Пришел Гурьяныч. Его мрачные мысли еще не развеялись. Я наливаю ему супу. Пашка сыплет в него горсть сухарей.

— Кудряшка совсем отощала на ветоши. Позавтракаем и будем подаваться к дому, — говорит старик после долгого молчания твердым голосом, выдерживая просительный Пашкин взгляд. — Погода-то не за нас, вишь, дурить начинает, — продолжает он.

— Дедушка, ты забирай вещи и иди с Кудряшкой, а мы останемся на вечернюю зарю и сразу, как луна взойдет, тронемся. Только расскажи, как нам идти.

Старик не отвечает.

Завтракаем молча. Над нами серое, безрадостное небо с голубым просветом у западного горизонта. Поднимается ветер. Бор гудит. Стая мелких лесных птиц, укрывшись в чаще, ведет ожесточенный спор. Видно, и они не знают, какая ожидается погода.

— Седлай Кудряшку, — говорит Гурьяныч, поднимаясь и стряхивая с бороды хлебные крошки. — Да смотри, Пашка, ночью пойдете — не сходите с бора, слева болото держите, а справа — еловую чащобу. Километра через три на тропу выйдете, ею и доберетесь до поселка.

НОЧНОЙ БУРАН

Как только Гурьяныч с Кудряшкой и Жуликом скрылись из виду, стало скучно. Нет солнца, нет птичьих песен в бору, и небо хмурое. Хорошо, что костер весело трещит и не дает унывать.

А ветер не на шутку разгулялся над бором.

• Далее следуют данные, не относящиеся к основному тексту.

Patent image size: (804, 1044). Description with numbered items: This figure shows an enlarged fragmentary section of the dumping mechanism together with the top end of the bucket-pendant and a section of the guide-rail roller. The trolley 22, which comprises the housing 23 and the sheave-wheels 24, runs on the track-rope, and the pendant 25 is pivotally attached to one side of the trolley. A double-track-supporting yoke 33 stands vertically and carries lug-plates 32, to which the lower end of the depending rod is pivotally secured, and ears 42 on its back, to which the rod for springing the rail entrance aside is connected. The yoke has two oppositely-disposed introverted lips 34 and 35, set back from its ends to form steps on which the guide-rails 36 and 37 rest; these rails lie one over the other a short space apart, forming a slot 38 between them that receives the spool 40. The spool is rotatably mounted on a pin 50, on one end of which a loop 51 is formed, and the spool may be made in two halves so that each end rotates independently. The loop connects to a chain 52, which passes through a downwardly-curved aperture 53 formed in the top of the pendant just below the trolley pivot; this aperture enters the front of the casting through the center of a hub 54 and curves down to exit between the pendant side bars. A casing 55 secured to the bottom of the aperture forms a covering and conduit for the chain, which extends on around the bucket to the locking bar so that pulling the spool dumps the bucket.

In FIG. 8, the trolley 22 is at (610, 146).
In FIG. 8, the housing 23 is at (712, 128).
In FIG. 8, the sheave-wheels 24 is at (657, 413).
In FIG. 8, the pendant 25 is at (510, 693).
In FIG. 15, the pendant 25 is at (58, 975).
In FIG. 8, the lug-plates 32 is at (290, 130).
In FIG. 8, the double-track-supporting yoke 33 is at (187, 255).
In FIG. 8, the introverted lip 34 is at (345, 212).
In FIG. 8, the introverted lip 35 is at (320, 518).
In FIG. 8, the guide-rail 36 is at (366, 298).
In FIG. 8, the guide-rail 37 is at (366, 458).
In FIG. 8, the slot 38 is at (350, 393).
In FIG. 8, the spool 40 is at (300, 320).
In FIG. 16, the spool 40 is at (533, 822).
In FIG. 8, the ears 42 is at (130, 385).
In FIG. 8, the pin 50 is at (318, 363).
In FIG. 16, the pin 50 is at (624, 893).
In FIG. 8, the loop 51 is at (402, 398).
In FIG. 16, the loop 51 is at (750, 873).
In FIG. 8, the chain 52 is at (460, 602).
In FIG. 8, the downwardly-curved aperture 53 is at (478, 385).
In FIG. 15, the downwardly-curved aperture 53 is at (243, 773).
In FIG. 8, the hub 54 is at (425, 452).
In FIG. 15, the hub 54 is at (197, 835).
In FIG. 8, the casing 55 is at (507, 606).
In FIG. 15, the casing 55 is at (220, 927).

Косматый тяжелый туман, как снежная лавина, ползет низом по всему лесному пространству, обшаривая мари, лога, пытаясь взобраться на верх гребней, но ветер прижимает его к земле, гонит дальше…

Кладу на огонь последние два кряжа — сноп искристых брызг взметнулся по ветру.

Пашка, положив под голову чурбак, ложится на хвою и, прикрывшись телогрейкой, быстро засыпает. Не пробуждаясь, он поворачивает к огню то спину, то грудь — это уже привычка таежника.

Я почистил браунинг и Пашкину «ижевку». Сходил за дровами. Не знаю, чем еще занять себя. Страшно медленно тянется время. Вдруг ветер стих, будто разбившись о стену. Застыл разлохмаченный бор. Туман, редея, ползет вверх, сливаясь с быстро несущимися тучами.

С мутного неба падает пушистый снег.

Чудны, непостижимы дела твои, великая Природа! Только что было солнечное утро, пели птицы, весело шумели ручейки — и вот снег! Чего доброго, вернется зима.

Снежинки падают на раскрасневшееся от костра сонное лицо Пашки, жалят его капельками холода. Пашка отмахивается от них, как от мошки, и просыпается.

— Снег! — кричит он, вскакивая и осматриваясь.

В бору тихо — только шорох падающего снега. Он сыплется сильнее, гуще. Уже не тает на охлажденной земле, покрывает ее пушистой белизною… Снег заслоняет мир, прячет под собой только что народившуюся зелень и редкие цветы, разбуженные первым обманчивым дыханием весны.